None of Azhar’s four healthy embryos from that cycle successfully implanted. She underwent another egg retrieval, and this time she was given a brochure outlining potential complications.
Azhar is calling for IVF clinics to improve monitoring of patients who retrieve large numbers of eggs and communication about potential complications before patients undergo treatment.
“So they know what’s normal, what’s not and when to seek help,” she said.
Azhar also wants to see greater awareness in emergency departments about IVF-related complications such as ovarian torsion.
The Fertility Society of Australia and New Zealand is the peak body representing fertility doctors, nurses and scientists.

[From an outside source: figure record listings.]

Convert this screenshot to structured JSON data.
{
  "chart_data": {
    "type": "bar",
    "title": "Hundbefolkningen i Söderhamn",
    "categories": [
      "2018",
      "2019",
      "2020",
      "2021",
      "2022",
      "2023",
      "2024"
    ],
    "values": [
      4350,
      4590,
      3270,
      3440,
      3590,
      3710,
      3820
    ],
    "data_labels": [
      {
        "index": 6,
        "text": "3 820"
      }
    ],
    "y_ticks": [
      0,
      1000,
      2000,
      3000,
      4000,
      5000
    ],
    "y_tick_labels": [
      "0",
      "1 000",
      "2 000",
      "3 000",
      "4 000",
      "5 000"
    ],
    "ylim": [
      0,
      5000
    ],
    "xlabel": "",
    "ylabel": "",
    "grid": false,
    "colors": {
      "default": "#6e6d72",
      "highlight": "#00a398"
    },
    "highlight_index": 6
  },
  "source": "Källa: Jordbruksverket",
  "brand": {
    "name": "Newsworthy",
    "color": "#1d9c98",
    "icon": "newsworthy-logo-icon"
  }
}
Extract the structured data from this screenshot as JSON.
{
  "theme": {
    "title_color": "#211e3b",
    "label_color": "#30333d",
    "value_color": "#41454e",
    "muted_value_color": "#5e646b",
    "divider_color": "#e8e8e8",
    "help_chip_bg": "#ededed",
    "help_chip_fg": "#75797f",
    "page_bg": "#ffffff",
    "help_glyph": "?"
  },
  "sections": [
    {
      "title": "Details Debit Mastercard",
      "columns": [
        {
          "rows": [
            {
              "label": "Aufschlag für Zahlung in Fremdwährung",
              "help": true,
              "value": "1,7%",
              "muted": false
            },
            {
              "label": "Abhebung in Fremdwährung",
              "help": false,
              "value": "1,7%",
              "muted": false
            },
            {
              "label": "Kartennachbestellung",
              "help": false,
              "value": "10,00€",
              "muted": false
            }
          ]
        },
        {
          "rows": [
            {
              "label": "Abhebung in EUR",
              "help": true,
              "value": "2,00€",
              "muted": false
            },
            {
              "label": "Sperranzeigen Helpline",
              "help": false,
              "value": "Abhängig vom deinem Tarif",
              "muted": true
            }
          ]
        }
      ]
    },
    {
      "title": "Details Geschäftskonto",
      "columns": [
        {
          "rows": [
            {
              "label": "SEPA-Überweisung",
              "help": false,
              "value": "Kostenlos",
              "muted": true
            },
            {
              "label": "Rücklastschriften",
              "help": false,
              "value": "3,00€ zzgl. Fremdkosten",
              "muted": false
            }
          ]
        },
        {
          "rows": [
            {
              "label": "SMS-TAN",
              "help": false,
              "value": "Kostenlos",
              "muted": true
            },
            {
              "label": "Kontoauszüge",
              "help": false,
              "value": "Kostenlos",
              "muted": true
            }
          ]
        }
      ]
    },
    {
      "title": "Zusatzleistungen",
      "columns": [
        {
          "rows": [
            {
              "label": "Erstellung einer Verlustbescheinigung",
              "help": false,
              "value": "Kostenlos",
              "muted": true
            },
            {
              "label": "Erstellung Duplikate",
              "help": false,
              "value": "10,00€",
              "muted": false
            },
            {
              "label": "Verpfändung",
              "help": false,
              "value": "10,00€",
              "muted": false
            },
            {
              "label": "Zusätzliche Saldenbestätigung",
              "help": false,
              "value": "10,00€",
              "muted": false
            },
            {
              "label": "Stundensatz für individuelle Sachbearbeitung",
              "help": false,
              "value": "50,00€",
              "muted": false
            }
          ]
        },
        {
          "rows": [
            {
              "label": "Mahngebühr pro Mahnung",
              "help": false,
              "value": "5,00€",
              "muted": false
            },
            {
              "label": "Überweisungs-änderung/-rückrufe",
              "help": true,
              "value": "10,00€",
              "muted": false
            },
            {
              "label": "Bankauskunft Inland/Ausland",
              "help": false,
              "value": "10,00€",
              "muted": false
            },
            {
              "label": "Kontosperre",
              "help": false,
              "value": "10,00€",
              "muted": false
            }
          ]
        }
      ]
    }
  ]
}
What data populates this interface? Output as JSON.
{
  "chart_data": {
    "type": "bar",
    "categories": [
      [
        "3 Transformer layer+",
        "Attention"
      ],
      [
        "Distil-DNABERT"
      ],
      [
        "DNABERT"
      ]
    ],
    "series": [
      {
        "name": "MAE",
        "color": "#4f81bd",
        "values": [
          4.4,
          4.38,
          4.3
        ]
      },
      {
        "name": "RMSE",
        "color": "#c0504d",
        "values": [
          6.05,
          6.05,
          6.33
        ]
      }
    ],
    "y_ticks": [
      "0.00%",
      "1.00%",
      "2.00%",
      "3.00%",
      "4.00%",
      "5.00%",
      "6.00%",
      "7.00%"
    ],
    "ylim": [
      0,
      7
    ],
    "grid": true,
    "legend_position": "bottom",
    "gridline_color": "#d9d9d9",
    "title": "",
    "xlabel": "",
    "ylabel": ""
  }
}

A spokeswoman said that under the Reproductive Technology Accreditation Committee’s code of practice, clinics must provide written and verbal information about the risks of treatments, including complications, in a format and language appropriate to the patient.
“This is also embedded in the consent process and patient education protocols and is subject to regular review through internal and external audits by RTAC and third-party auditors,” she said.
The spokeswoman said clinics also had to ensure patients received information on how to access care after hours or in an emergency. They are explicitly required to identify and manage patients at risk of complications, such as ovarian hyperstimulation syndrome and ovarian torsion.
“High egg yields are a known risk factor for OHSS and, indirectly, ovarian torsion,” she said.
“The code requires proactive monitoring (e.g. follow-up calls, symptom checks) to detect and respond to risks early, and to report any hospitalisation or serious complication to RTAC.”
If ovarian torsion occurs within four weeks of retrieval and requires a hospital admission exceeding 24 hours, it is defined as a serious adverse event. The clinic must report it, follow up with the patient and review the case to identify if any corrective actions are needed.
“Diagnosis and emergency management of ovarian torsion are hospital or specialist duties, but it is still the IVF clinic’s responsibility for surveillance, timely referral, and adverse-event reporting,” the spokeswoman said.